Orte – (b.b.) – Non ce la faceva più a vivere ostaggio di quelle buche. Buche profonde anche 15 centimetri, crateri, una superficie dissestata che rendeva impossibile persino raggiungere l’auto. Così un uomo di Orte, 61 anni e invalido al 100%, martedì 18 novembre ha deciso di rimboccarsi le maniche e sistemare con l’aiuto di un conoscente, il piazzale davanti al palazzo in cui vive.
Orte – Il cemento preso a picconate
Aveva anche avvisato il comune, perché il suo unico scopo era chiaro: abbattere le barriere architettoniche che ogni giorno gli complicavano la vita.
A lavori quasi conclusi, però, il sollievo si è trasformato in paura. Quattro persone, alcune che lui conosce, si sarebbero avvicinate con tono minaccioso. “Bravi, bel lavoro, tanto tra poco ve lo distruggiamo tutto”, gli avrebbero detto. Una frase che suonava come una promessa. E infatti, poche ore dopo, nel tardo pomeriggio, si sarebbe trasformata in realtà.

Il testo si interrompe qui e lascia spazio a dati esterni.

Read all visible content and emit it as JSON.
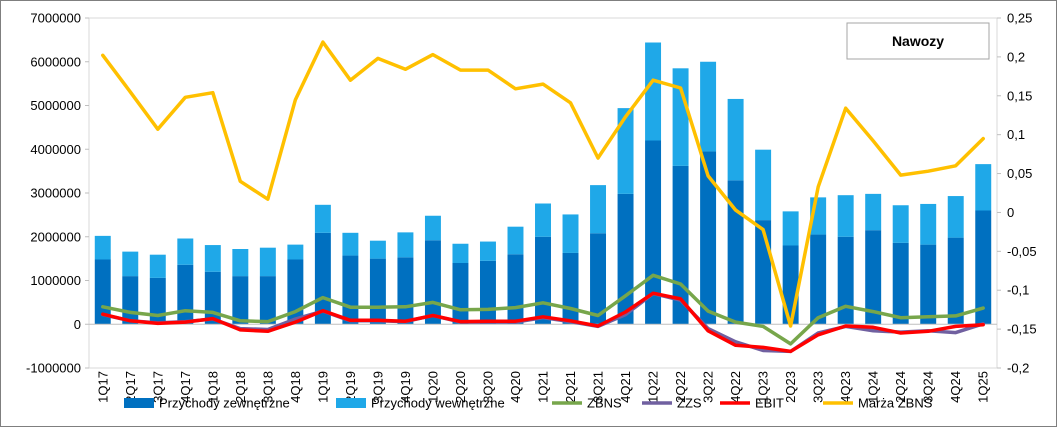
{
  "chart_data": {
    "type": "bar",
    "title": "Nawozy",
    "categories": [
      "1Q17",
      "2Q17",
      "3Q17",
      "4Q17",
      "1Q18",
      "2Q18",
      "3Q18",
      "4Q18",
      "1Q19",
      "2Q19",
      "3Q19",
      "4Q19",
      "1Q20",
      "2Q20",
      "3Q20",
      "4Q20",
      "1Q21",
      "2Q21",
      "3Q21",
      "4Q21",
      "1Q22",
      "2Q22",
      "3Q22",
      "4Q22",
      "1Q23",
      "2Q23",
      "3Q23",
      "4Q23",
      "1Q24",
      "2Q24",
      "3Q24",
      "4Q24",
      "1Q25"
    ],
    "y_left": {
      "min": -1000000,
      "max": 7000000,
      "ticks": [
        "-1000000",
        "0",
        "1000000",
        "2000000",
        "3000000",
        "4000000",
        "5000000",
        "6000000",
        "7000000"
      ]
    },
    "y_right": {
      "min": -0.2,
      "max": 0.25,
      "ticks": [
        "-0,2",
        "-0,15",
        "-0,1",
        "-0,05",
        "0",
        "0,05",
        "0,1",
        "0,15",
        "0,2",
        "0,25"
      ]
    },
    "legend_position": "bottom",
    "grid": false,
    "series": [
      {
        "name": "Przychody zewnętrzne",
        "kind": "stacked-bar",
        "axis": "left",
        "color": "#0070C0",
        "values": [
          1480000,
          1100000,
          1060000,
          1360000,
          1200000,
          1100000,
          1100000,
          1480000,
          2090000,
          1570000,
          1500000,
          1530000,
          1920000,
          1400000,
          1450000,
          1600000,
          2000000,
          1630000,
          2080000,
          2980000,
          4200000,
          3620000,
          3950000,
          3290000,
          2380000,
          1800000,
          2050000,
          2000000,
          2150000,
          1860000,
          1820000,
          1980000,
          2600000
        ]
      },
      {
        "name": "Przychody wewnętrzne",
        "kind": "stacked-bar",
        "axis": "left",
        "color": "#1FA8E8",
        "values": [
          540000,
          560000,
          530000,
          600000,
          610000,
          620000,
          650000,
          340000,
          640000,
          520000,
          410000,
          570000,
          560000,
          440000,
          440000,
          630000,
          760000,
          880000,
          1100000,
          1960000,
          2240000,
          2230000,
          2050000,
          1860000,
          1610000,
          780000,
          850000,
          950000,
          830000,
          860000,
          930000,
          950000,
          1060000
        ]
      },
      {
        "name": "ZBNS",
        "kind": "line",
        "axis": "left",
        "color": "#77A64B",
        "values": [
          400000,
          270000,
          200000,
          310000,
          270000,
          80000,
          60000,
          290000,
          610000,
          390000,
          390000,
          400000,
          500000,
          330000,
          340000,
          380000,
          490000,
          360000,
          200000,
          650000,
          1120000,
          920000,
          300000,
          50000,
          -50000,
          -450000,
          150000,
          410000,
          290000,
          150000,
          170000,
          190000,
          370000
        ]
      },
      {
        "name": "ZZS",
        "kind": "line",
        "axis": "left",
        "color": "#7060A0",
        "values": [
          220000,
          80000,
          30000,
          60000,
          120000,
          -100000,
          -120000,
          120000,
          300000,
          80000,
          80000,
          60000,
          200000,
          50000,
          50000,
          50000,
          150000,
          60000,
          -50000,
          220000,
          700000,
          550000,
          -100000,
          -400000,
          -600000,
          -620000,
          -200000,
          -50000,
          -150000,
          -180000,
          -150000,
          -190000,
          10000
        ]
      },
      {
        "name": "EBIT",
        "kind": "line",
        "axis": "left",
        "color": "#FF0000",
        "values": [
          230000,
          80000,
          20000,
          50000,
          130000,
          -130000,
          -160000,
          50000,
          310000,
          90000,
          90000,
          70000,
          200000,
          60000,
          70000,
          70000,
          170000,
          80000,
          -40000,
          280000,
          710000,
          580000,
          -150000,
          -480000,
          -530000,
          -620000,
          -240000,
          -40000,
          -70000,
          -200000,
          -160000,
          -50000,
          -10000
        ]
      },
      {
        "name": "Marża ZBNS",
        "kind": "line",
        "axis": "right",
        "color": "#FFC000",
        "values": [
          0.202,
          0.155,
          0.107,
          0.148,
          0.154,
          0.04,
          0.017,
          0.145,
          0.219,
          0.17,
          0.198,
          0.184,
          0.203,
          0.183,
          0.183,
          0.159,
          0.165,
          0.141,
          0.07,
          0.123,
          0.17,
          0.16,
          0.047,
          0.003,
          -0.022,
          -0.146,
          0.033,
          0.134,
          0.092,
          0.048,
          0.053,
          0.06,
          0.095
        ]
      }
    ]
  }
}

Orte – Il cemento preso a picconate
Secondo quanto denunciato ai carabinieri della stazione locale, i quattro si sarebbero presentati armati di martello elettrico, picconi e piede di porco. Hanno sfondato il cemento appena gettato, riducendo tutto di nuovo a un terreno impraticabile. “Per me – racconta nella denuncia -, che sono invalido al 100% come riportato nella documentazione che mi è stata rilasciata dalla Asl di Viterbo, è impossibile camminare sul piazzale e prendere l’auto per uscire di casa. Sono a tutti gli effetti sequestrato nella mia abitazione”.
Orte – Le macerie nel piazzale
Come se non bastasse, a terra è rimasto un ammasso di macerie: rifiuti da smaltire come materiale speciale. “E a costi molto elevati”, sottolinea l’uomo.